Patterson did not tell investigators that he had struck Jayme, but did allegedly say he knew the teen "was fearful of him enough that she knew that she was not to leave the bedroom without him."

But she did. On Jan. 10, Jayme overpowered the crates and the weights, put on a pair of Patterson's shoes and found Nutter, who was walking her dog not far from Patterson's house. The teen has since been reunited with her family.

Patterson, 21, is charged with two counts of intentional homicide and one count each of kidnapping and armed burglary. He didn't know Jayme, but one day spotted her at a bus stop and resolved to kidnap her.

"There's a type of kidnapping called expressive where the actually taking of the victim is an end unto itself, where they look to dominate or put pressure on somebody, somehow victimize them," former FBI executive assistant director and NBC News analyst Shawn Henry said on "Today" Tuesday. "That looks to be what happened here, there was no ransom demand."

"You know when I read through the complaint, it’s really the callousness of this premeditated crime. ... There was nothing that was going to stop him from getting to her including murdering her parents," Henry said. "I mean, it reads like a script from a horror movie."

Investigators are still combing through the evidence to figure out why Patterson targeted Jayme and allegedly committed murder so that he could bring her to his home.

Dylan Fisher, who was a friend of Patterson's in high school but hadn't spoken with him since, told NBC News that he finds it hard to believe Patterson would be capable of what he is accused of.

"I couldn't believe it.
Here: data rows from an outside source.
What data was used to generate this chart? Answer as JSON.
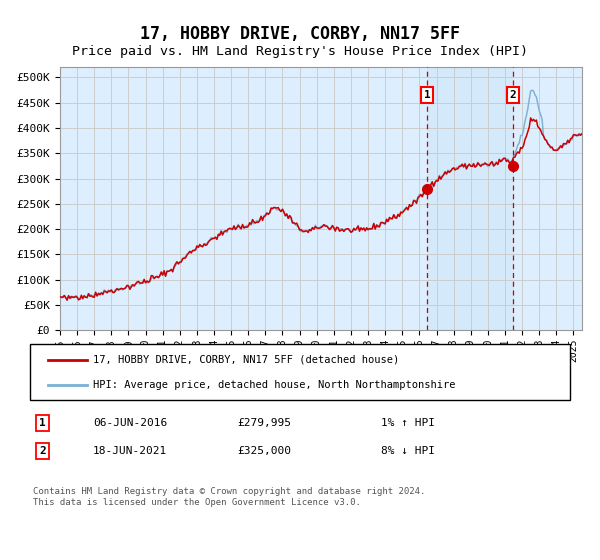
{
  "title": "17, HOBBY DRIVE, CORBY, NN17 5FF",
  "subtitle": "Price paid vs. HM Land Registry's House Price Index (HPI)",
  "title_fontsize": 12,
  "subtitle_fontsize": 9.5,
  "ylim": [
    0,
    520000
  ],
  "xlim_start": 1995.0,
  "xlim_end": 2025.5,
  "yticks": [
    0,
    50000,
    100000,
    150000,
    200000,
    250000,
    300000,
    350000,
    400000,
    450000,
    500000
  ],
  "ytick_labels": [
    "£0",
    "£50K",
    "£100K",
    "£150K",
    "£200K",
    "£250K",
    "£300K",
    "£350K",
    "£400K",
    "£450K",
    "£500K"
  ],
  "xtick_years": [
    1995,
    1996,
    1997,
    1998,
    1999,
    2000,
    2001,
    2002,
    2003,
    2004,
    2005,
    2006,
    2007,
    2008,
    2009,
    2010,
    2011,
    2012,
    2013,
    2014,
    2015,
    2016,
    2017,
    2018,
    2019,
    2020,
    2021,
    2022,
    2023,
    2024,
    2025
  ],
  "hpi_color": "#7ab0d4",
  "price_color": "#cc0000",
  "grid_color": "#cccccc",
  "bg_color": "#ddeeff",
  "sale1_x": 2016.44,
  "sale1_y": 279995,
  "sale2_x": 2021.46,
  "sale2_y": 325000,
  "sale1_label": "1",
  "sale2_label": "2",
  "sale1_date": "06-JUN-2016",
  "sale1_price": "£279,995",
  "sale1_hpi": "1% ↑ HPI",
  "sale2_date": "18-JUN-2021",
  "sale2_price": "£325,000",
  "sale2_hpi": "8% ↓ HPI",
  "legend_line1": "17, HOBBY DRIVE, CORBY, NN17 5FF (detached house)",
  "legend_line2": "HPI: Average price, detached house, North Northamptonshire",
  "footnote": "Contains HM Land Registry data © Crown copyright and database right 2024.\nThis data is licensed under the Open Government Licence v3.0."
}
Not in a hundred years would I have ever said or seen any red flags that would display anything towards this nature," Fisher said.

"He was polite, you know? He had a moral sense of what was right and wrong," said Fisher, adding that Patterson aspired to join the Marines after graduating.

Patterson served in the Marines at the Marine Corps Recruit Depot in San Diego for a little more than a month, according to Marines spokeswoman Yvonne Carlock. His service began Sept. 14, 2015, and he was discharged at the rank of private on Oct. 20 of the same year.

"Patterson's premature discharge and rank are indicative of the fact that the character of his service was incongruent with Marine Corps' expectations and standards," Carlock said.